In this case however, the appellant had the right to appeal under Section 39,
which was not exercised at that step of trial.
- Jurisprudence around Section 115 of CPC aims to identify the application and restraint that
should be practiced.
- S. Zafar Ahmad v. Abdul Khaliq. The full bench of High Court discussed the purpose of S.115:
o The HC must always be in position to ensure that the subordinate courts do not
exceed their jurisdiction, but at the same time, the HC does not decline their
jurisdiction; and in exercise of their jurisdiction, do not act in a manner contrary to
the law, or in prejudice to any one party.
o The HC has a supervisory role in relation to S.115, but the HC is not empowered to
determine if the decision was taken on merit. A court’s may arrive at a decision that
the HC would take up differently, but the HC shall not on basis of that re-examine
the facts and provide alternate decision.
o Proceedings in lower courts should not be interrupted unnecessarily.
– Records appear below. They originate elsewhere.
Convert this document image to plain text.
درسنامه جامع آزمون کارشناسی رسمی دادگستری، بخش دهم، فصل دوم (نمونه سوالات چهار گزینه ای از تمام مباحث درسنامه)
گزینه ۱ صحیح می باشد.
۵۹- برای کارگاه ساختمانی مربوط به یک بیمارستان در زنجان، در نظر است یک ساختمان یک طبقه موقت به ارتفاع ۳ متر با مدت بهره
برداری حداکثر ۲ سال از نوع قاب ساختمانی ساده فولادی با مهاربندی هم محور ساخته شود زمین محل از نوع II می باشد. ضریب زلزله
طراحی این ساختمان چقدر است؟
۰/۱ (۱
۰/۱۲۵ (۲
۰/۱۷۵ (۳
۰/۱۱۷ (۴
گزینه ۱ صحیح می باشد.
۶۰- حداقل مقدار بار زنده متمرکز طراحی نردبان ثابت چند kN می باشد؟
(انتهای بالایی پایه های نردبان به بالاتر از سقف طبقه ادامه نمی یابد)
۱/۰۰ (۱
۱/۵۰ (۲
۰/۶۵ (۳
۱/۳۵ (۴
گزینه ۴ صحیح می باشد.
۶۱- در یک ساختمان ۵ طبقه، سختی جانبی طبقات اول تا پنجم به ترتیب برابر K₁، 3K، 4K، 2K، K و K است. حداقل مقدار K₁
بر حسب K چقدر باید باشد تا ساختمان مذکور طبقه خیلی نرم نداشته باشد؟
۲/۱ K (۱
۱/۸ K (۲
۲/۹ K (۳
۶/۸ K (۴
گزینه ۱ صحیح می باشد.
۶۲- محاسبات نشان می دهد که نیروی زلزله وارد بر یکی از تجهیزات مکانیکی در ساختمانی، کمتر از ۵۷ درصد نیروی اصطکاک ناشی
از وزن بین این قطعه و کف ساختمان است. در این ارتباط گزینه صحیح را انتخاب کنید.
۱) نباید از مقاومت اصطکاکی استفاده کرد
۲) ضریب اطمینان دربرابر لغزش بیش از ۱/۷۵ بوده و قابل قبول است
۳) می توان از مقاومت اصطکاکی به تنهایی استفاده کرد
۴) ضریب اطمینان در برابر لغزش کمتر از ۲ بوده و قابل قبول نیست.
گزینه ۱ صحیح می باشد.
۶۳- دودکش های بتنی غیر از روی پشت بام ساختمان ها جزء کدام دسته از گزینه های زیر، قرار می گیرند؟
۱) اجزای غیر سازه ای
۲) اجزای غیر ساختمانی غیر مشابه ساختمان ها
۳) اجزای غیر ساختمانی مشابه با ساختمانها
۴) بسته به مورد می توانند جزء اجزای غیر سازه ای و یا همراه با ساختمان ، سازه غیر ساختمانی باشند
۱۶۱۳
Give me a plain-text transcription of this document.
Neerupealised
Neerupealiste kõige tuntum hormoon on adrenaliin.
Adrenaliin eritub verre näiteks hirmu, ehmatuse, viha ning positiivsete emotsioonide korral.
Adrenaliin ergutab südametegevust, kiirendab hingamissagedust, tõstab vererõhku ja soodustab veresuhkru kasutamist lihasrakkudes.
Or it would
deflect the whole course of administration of justice.
o Following guidelines were laid down:
Interruption of pending proceedings should be acoided.
Section 115 is for correction of jurisdictional errors. The section should not
be therefore used to usurp the discretion of a sub-ordinate court.
o Aziz Ahmad v. Mst. Hajran Bibi:
Material facts determined by the courts cannot be reopened by the High
Court in revisional jurisdiction.
But if the material facts have been overlooked by the court, then the trial
court has committed an irregularity in the exercise of its jurisdiction. In such
case, HC justice’s interference is justified.